Cellectis’ CAR T-Cells Based Immunotherapy Faces Clinical Hold


UPDATE: After the approval of the first gene therapy- “Kymriah” to treat a rare blood cancer in children, a similar CAR-T therapy candidate of CellectisUCART123 faced clinical hold on the study. It is intended to treat two different types of cancer, namely acute myeloid leukemia (AML) and blastic plasmacytoid dendritic cell neoplasm (BPDCN).

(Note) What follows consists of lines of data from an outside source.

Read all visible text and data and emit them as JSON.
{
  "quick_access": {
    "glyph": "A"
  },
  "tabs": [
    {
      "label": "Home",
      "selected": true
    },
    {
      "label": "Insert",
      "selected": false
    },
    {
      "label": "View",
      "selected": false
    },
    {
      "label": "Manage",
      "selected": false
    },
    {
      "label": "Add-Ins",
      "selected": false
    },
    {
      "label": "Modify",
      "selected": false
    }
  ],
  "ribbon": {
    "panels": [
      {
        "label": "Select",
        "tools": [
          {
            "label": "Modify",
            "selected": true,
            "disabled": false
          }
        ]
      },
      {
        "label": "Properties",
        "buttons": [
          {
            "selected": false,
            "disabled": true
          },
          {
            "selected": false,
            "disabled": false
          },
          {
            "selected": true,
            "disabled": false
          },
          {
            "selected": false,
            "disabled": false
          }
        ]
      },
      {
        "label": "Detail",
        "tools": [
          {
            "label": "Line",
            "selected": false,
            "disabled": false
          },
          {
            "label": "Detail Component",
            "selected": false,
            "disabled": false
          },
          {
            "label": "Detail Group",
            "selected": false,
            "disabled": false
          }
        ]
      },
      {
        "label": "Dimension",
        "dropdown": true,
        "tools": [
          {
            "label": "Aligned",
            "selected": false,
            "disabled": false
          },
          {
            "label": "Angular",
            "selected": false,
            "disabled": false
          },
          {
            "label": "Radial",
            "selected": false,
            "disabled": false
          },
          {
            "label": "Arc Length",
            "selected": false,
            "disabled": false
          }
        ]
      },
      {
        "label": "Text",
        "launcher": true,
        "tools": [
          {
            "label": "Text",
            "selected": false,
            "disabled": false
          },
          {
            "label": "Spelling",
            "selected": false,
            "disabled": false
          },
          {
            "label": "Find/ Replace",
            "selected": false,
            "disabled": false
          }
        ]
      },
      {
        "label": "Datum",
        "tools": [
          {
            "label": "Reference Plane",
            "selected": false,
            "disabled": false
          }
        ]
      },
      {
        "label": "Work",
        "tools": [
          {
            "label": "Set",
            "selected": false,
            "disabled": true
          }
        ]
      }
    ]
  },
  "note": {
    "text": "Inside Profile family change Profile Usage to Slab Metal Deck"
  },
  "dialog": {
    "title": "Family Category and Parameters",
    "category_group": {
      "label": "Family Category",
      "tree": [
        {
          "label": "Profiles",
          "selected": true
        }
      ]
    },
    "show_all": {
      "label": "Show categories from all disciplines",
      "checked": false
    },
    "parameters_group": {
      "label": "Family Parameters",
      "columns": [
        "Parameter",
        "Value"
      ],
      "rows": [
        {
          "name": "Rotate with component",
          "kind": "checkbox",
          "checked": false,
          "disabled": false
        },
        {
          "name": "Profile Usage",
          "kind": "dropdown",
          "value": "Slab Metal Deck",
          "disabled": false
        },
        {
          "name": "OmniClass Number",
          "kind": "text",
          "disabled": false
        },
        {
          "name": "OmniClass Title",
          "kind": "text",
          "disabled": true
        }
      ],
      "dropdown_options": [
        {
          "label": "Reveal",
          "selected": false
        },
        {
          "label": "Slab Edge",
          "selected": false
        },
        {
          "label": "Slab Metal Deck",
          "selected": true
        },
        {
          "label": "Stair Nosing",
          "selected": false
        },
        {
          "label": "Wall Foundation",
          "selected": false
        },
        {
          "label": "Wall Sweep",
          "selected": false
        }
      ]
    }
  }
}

The hold is placed after the death of a patient having BPDCN who suffered from an adverse event-  cytokine release syndrome (CRS) after treatment with UCART123 and later died due to its complications. CRS is one of the major side effects caused to the patients treated with UCART123. CRS is a life threatening condition that occurs due to fatal inflammatory response of the body against the therapy.

One of the leading CAR T-cells immunotherapy company, Cellectis dosed the first blood cancer patient with the allogeneic, “off-the-shelf” CAR-T therapy, UCART123 in June at Weill Cornell Medicine and NewYork-Presbyterian Hospital.

UCART123: the Universal Cancer Immunotherapy

Gene editing technology has provided the privilege of engineering the genetic makeup of an individual to treat diseases like cancer and to understand the genetic function of humans more precisely.

Cellectis’ UCART123 is an allogeneic genetically modified CAR T cell immunotherapy. It is developed by obtaining T-cells from healthy donors. Later it is prepared as “off-the-shelf” CAR T cells which could be used by a large number of patients without customizing them for a particular patient.

UCART123 is the first U.S. gene-edited, “off-the-shelf” CAR T-cell program. The development of UCART123 is based on the gene-editing technology, TALEN. TALEN are the “molecular scissors” which cut a particular gene specifically in order to reprogramme them so that they can precisely target and kill cancer cells.

UCART123 can be manufactured in large scale from the healthy donor T cells, cutting out the need of patient’s own cells for every case.

Related: Is 2017 the Year of First CAR-T Cells Immunotherapy Approval?

First-in-Human Administration of UCART123

The first patient with acute myeloid leukemia received the UCART123 immunotherapy. UCART123 targets the molecule CD123 that is expressed across AML tumor cells. In the clinical study, the safety and efficacy of UCART123 in patients with AML will be investigated.

AML is an aggressive blood cancer that kills about 10,430 people in the US every year. Despite a high complete response rate of 80 percent in younger patients, most patients die due to relapse of cancer.

 Dr. Loan Hoang-Sayag, Cellectis Chief Medical Officer said, “This first program targeting CD123 will be a paradigm shift for our Company, as it will provide a wealth of valuable additional knowledge and data to drive our gene-edited allogeneic CAR T-cell platform.”

In 2015, another TALEN-based allogeneic immunotherapy, UCART19 showed surprising results in the 11 months old baby girl, Layla who was in the last stage of the incurable, refractory and highly aggressive ALL- an aggressive blood cancer. The girl had not responded to chemotherapy earlier but after her treatment with the UCART19 immunotherapy, her cancer disappeared and she is doing well now.

Another 16 months old baby suffering from ALL became free of cancer after receiving the experimental UCART19 injection.